The WCPFC Technical and Compliance Committee (TCC) is over, a massive "shout out" of nothing more than pure respect to EVERYONE in MIMRA that worked non-stop to make TCC be the success it was.
I have to admit that being part of it was a confronting experience sometimes, yet somehow illuminating… I never been to one before, but I totally understand how people get hooked on them and become RFMO “junkies”. Yet I don't think that there is something I could do.
I’m a total believer of being totally aware of your limitations and know where your strengths are, and meeting rooms is definitively an area where I don't really contribute, particularly when it comes to language discussion and endless correction to a text. Yet I totally understand why it has to be done, as words becomes the “lawyers” job in the delegations fighting ground, when shit hits the fan.
The level of geopolitics, influencing, positioning, country egoisms, plain misplaced righteousness, coalitions, back room deals and in many cases full hypocrisy (as in the case of CN,TW, KR and TW in regards transhipments at sea) could be a sociologist/international relationships specialist wet dream.
The dynamics of decision making among countries as despair as China and Tokelau are unique to RFOMS and the presence of member institutions such as FFA, SPC and PNA are unique to the WCPFC in particular, so during my time there I wonder how the situation would be in other RFMOs in regards decision making and if what I see there is the best we can do?
But no more, academia came to the rescue and a recent paper by Antonia Leroy and Michel Morin “Innovation in the decision-making process of the RFMOs”.
Is an interesting read, and I recommend you go to the original. In the meantime, I quote the abstract and some parts that I stuck to my little brain.

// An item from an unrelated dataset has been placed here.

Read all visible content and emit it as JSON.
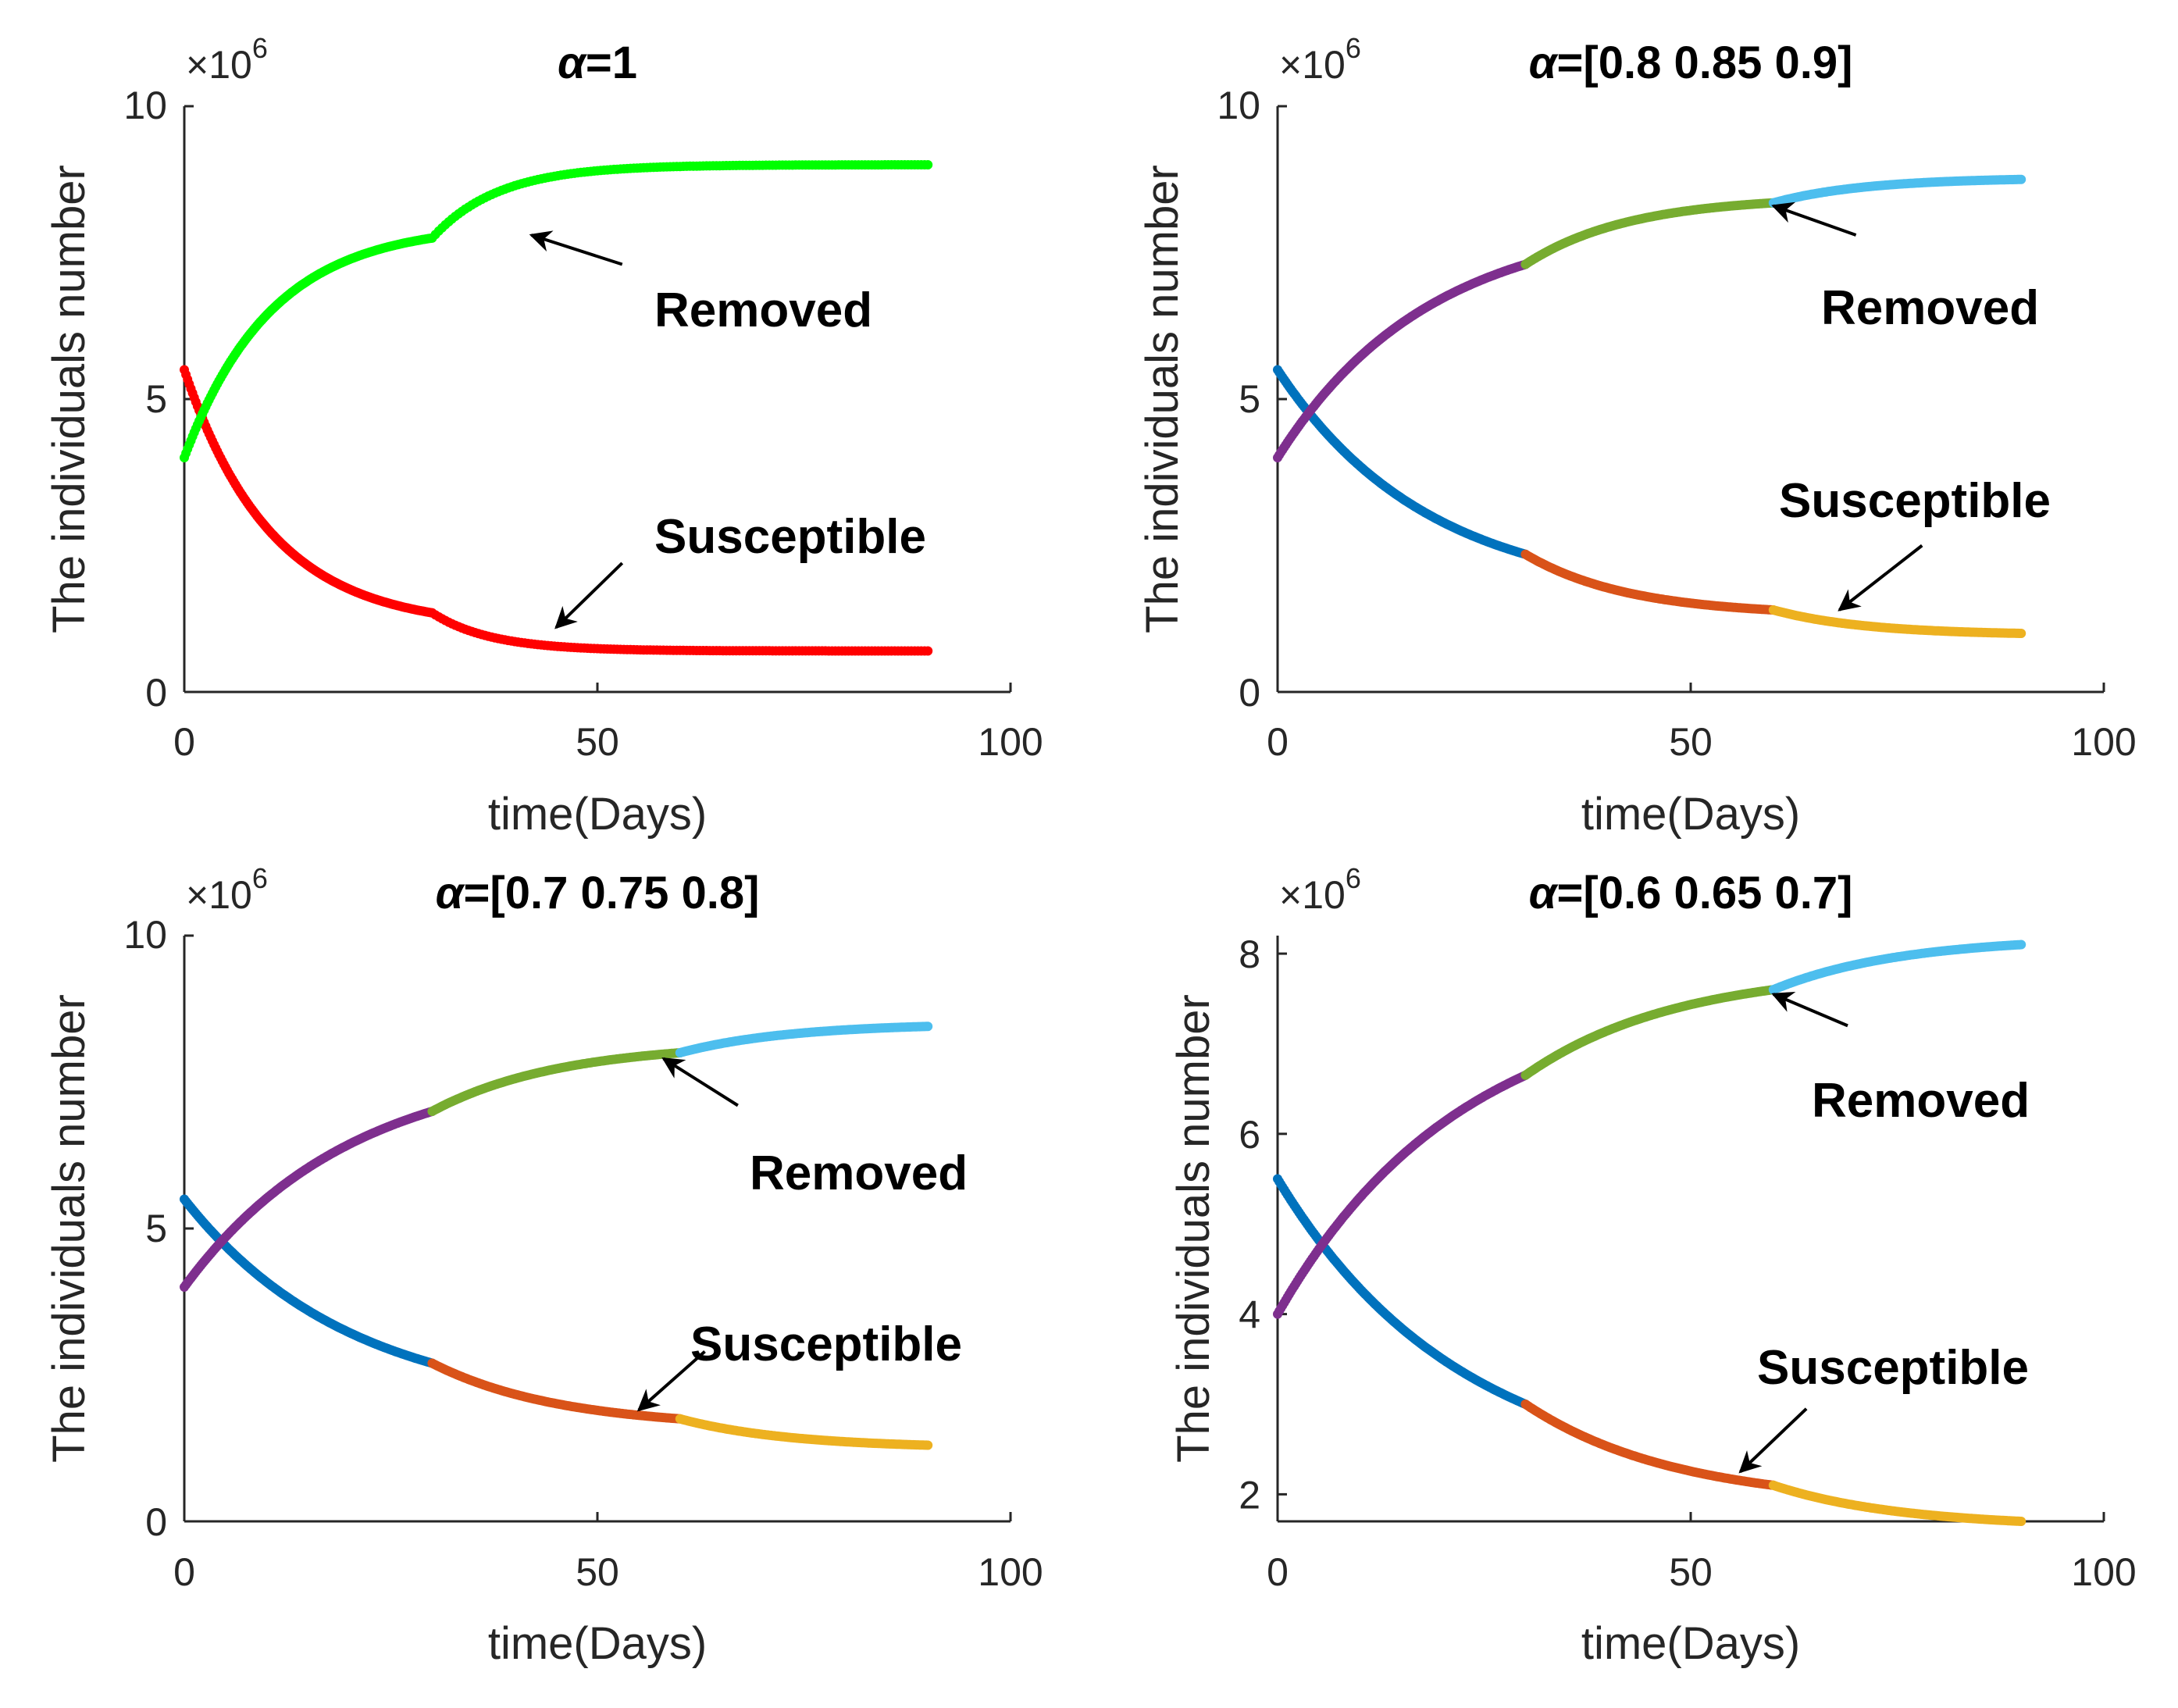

Throughout the last several decades, the Regional Fisheries Management Organizations (RFMOs) have become essential bodies for the management of the fisheries resources. However, the state of fish stocks that are fished in the high seas seem even more critical for some species. That situation put into question the functioning of the RFMOs where decisions adopted have not been stringent enough to tackle the overexploitation of many fish stocks.
When states are establishing RFMOs’ conventions they have to fulfil their duty to co-operate while applying the principle of consent, a basic principle in international law. This has led states to setting up various decision-making processes within RFMOs. The paper shows that a better tailored decision-making process for RFMOs is needed so as to bring changes in them to comply with the objectives set out in the UN Convention on the Law of the Sea, i.e. maintain or restore populations of harvested species at levels which can produce the maximum sustainable yield.
With that aim, the analysis defines three principles to evaluate the effectiveness of the decision-making procedure in RFMOs; 1) blocking or opting-out behaviours constrained, 2) transparency in the objection procedure, 3) conservation and management measures, including the related dispute resolution process, adopted in a timely manner. In line with these three principles, after considering the example of 12 main RFMOs, the study concludes that among them, the South Pacific Regional Fisheries Management Organisation (SPRFMO) has developed the most advanced and innovative decision-making mechanism.
Despite the duty for states to cooperate in the management of fisheries resources, they remain cautious about the establishment of transparent and timely efficient decision-making mechanisms, certainly as a fear of renouncing some of their prerogatives. RFMOs decision-making procedures have evolved. In the last few decades, several RFMOs have evaluated and modified their Convention provisions such as the NAFO, the NEAFC, the IATTC and the GFCM.
However, there is a lack of a true evolution on the objection and dispute settlement procedures. Recent adopted or amended conventions remain far below the recognised best practice (see Fig. 1 below for a summary of RFMOs’ performance in terms of decision-making process). For instance, with one of the last organizations created, the SIOFA, while the convention text is rather innovative in including the precautionary approach and the ecosystem approach to fisheries, the lack of which is seen as a weakness in performance assessments of other RFMOs, the decision-making procedure does not correspond to best practice; in this case, each decision must be made by consensus without the possibility to object to a CMM.
The ICCAT convention has been under revision since 2013 and a new one should be adopted soon; debates on the objection procedure and its follow-up are one of the issues that remain to be solved. Up to now, only the NAFO and the SPRFMO conventions have set out provisions which oblige the members of the RFMO concerned to take into account the positions of the others when one of them decides to present an objection and might be considered as implementing best practice.
These two examples show that it is possible to bring progress in core provisions of these conventions without ignoring the principle of consent. But these are the only two examples, that is not enough. States, which are members of the other RFMOs, should really push for the adoption of conventions giving a better framework for the adoption of strong CMMs in order to tackle the issue of the poor state of many fish stocks.
The international community is far from having defined the appropriate procedural rules in order to adopt the necessary measures for the optimal management of fishery resources. The possibility of not accepting a measure or of objecting to it is still too frequent.
For this reason, the procedure developed by the SPRFMO is promising in that it obliges the parties to resolve the dispute quickly and within the organization itself. This way of resolving the conflict is certainly preferable to treating it outside of the organization as shown by the CCSBT case in 1999–2000. This is so far one of the newest and the most innovative decision-making mechanisms.